We begin with Angelica Evans (Susan Hayward), an up-and-coming lounge singer. Angelica is slowly building her career, but takes a minor left turn when she gets married to Ken Conway (Lee Bowman), a singer in his own right, but one who can’t get a job to save his life. He and his friend Steve Nelson (Eddie Albert) write songs and pitch them when they can, but in the early going, it’s Angelica who is supporting the family. Eventually, Ken gets a job singing cowboy ballads on the radio. One day, he belts out a song he wrote for Angelica. As it happens, he sings this on the day she is giving birth to their child.

The ballad proves to be exactly what Ken’s career needed, and suddenly he’s becoming quite the crooning star. He’s also suddenly got his own prime-time radio show, which allows him to put Angelica and their daughter in the lap of luxury.
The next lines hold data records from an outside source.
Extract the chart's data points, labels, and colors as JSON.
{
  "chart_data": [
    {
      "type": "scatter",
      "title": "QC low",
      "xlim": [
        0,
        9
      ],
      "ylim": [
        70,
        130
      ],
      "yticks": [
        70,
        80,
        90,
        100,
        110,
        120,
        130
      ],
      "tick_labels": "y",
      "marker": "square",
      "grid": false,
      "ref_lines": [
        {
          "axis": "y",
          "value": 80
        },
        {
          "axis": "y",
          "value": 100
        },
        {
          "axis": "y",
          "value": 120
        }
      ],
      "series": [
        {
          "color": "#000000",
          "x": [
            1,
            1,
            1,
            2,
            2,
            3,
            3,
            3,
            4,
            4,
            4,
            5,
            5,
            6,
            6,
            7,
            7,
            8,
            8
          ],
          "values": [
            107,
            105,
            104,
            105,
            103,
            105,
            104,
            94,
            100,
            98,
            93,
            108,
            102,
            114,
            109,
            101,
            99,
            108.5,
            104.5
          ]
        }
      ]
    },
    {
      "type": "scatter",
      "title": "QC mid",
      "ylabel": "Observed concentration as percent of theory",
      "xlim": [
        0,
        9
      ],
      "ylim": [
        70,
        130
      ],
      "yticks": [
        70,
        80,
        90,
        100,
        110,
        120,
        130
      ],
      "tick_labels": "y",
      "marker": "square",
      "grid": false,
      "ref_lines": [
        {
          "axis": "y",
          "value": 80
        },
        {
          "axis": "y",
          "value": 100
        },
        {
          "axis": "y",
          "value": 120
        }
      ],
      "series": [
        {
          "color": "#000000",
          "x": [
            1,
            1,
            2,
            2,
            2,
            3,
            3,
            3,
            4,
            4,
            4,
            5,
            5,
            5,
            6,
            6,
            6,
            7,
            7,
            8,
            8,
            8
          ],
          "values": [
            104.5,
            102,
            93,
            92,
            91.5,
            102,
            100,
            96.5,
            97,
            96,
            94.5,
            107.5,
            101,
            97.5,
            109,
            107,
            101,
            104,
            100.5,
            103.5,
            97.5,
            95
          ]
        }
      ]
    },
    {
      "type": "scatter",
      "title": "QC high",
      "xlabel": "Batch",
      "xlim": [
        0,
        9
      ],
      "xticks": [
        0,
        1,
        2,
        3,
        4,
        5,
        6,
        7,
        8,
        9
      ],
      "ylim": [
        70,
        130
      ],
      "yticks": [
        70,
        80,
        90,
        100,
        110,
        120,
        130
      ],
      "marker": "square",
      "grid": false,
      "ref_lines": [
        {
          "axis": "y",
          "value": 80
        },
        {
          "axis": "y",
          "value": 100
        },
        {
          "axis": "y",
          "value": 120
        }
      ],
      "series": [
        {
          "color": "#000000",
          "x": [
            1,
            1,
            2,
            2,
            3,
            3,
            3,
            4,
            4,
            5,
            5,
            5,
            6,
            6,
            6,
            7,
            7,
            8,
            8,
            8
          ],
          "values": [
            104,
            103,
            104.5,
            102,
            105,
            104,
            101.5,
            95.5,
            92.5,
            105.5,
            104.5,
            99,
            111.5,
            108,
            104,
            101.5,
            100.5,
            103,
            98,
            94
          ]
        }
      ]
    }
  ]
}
With her own career on hold and forced into social situations with people she doesn’t know, Angelica starts hitting the bottle and hitting it hard. Part of this is boredom. Part of this is being uncomfortable. A big part of it is Martha Gray (Marsha Hunt), the secretary of Ken’s manager. Angelica is convinced that Ken is having an affair with Martha, and it’s soon evident that Martha has fallen for the crooner’s charms.

It’s worth noting that it doesn’t take us long to go from everything being fine to Angelica being a complete lush. At first, her drinking comes in the form of social courage, drinking at the parties and receptions being held by and for Ken. Soon after, though, she’s drinking in the morning and drinking until she passes out. Eventually, Ken has had enough of her and while she is in a drunken stupor, she kicks him out of the house. He leaves, and when she wakes up the next morning, she has no idea or memory of what has happened. Worse for her, Ken takes the baby when he leaves.

This sends Angelica into a death spiral, both wanting her career back and falling right back into a bottle the moment there is any setback or reminder of Ken or her daughter. It’s not too long before she hits rock bottom, passing out in the street and being cared for specifically by the kindness of strangers.

There are a number of things to talk about here, most of them pretty positive, which is always a nice surprise. The first is the performance of Susan Hayward for which she was nominated for an Oscar. It’s a damn fine performance, filled with just the right amount of pathos and just enough reality to make it a really good performance. While she’s naturally gorgeous in many of the scenes, she’s also willing to show herself disheveled and looking like a couple of miles of bad road. That’s critical to the film. Without her looking like she’d been on a bender every night, there’d be no reason to actually buy into the most significant plot point. It’s a good role, one with teeth, and she jumps into it with both feet. For what it’s worth, this is my first Susan Hayward film, and I’m suitably impressed and happy that I’ve got a handful more of them on my list.

I’m also pretty impressed with Eddie Albert, who is sort of always going to be the “Green Acres” guy to me. He’s pretty effective here. He plays a completely realistic guy torn between his friend and his friend’s wife. He’s easy to like. Lee Bowman, who evidently isn’t important enough to get his own picture on IMDB is also worth a mention. While he plays kind of a hard ass and he’s almost a stereotype of the era (blocky head, pencil mustache, etc.), I have to hand it to the guy; if it’s his real voice featured, the man could carry a tune as well as anybody in the movies in the 1940s. As an actor, he’s serviceable, but since this is Susan Hayward’s picture, that’s really all he needs to be.

The biggest issue here is that Smash-Up, the Story of a Woman doesn’t earn its ending. It’s a feature (not a bug) of films of the era that we need to have the uplifting, happy ending. This one simply doesn’t wash. There are ways to get a happy ending out of this story or at least something like a satisfying ending, but the one we get is far too pat and far too easy. I chalk that up to its era. With a better ending, this would be unforgettable. As it stands, it’s merely worth seeing.

Why to watch Smash-Up, the Story of a Woman: It goes places even The Lost Weekend doesn’t go.
Why not to watch: It doesn’t earn its ending.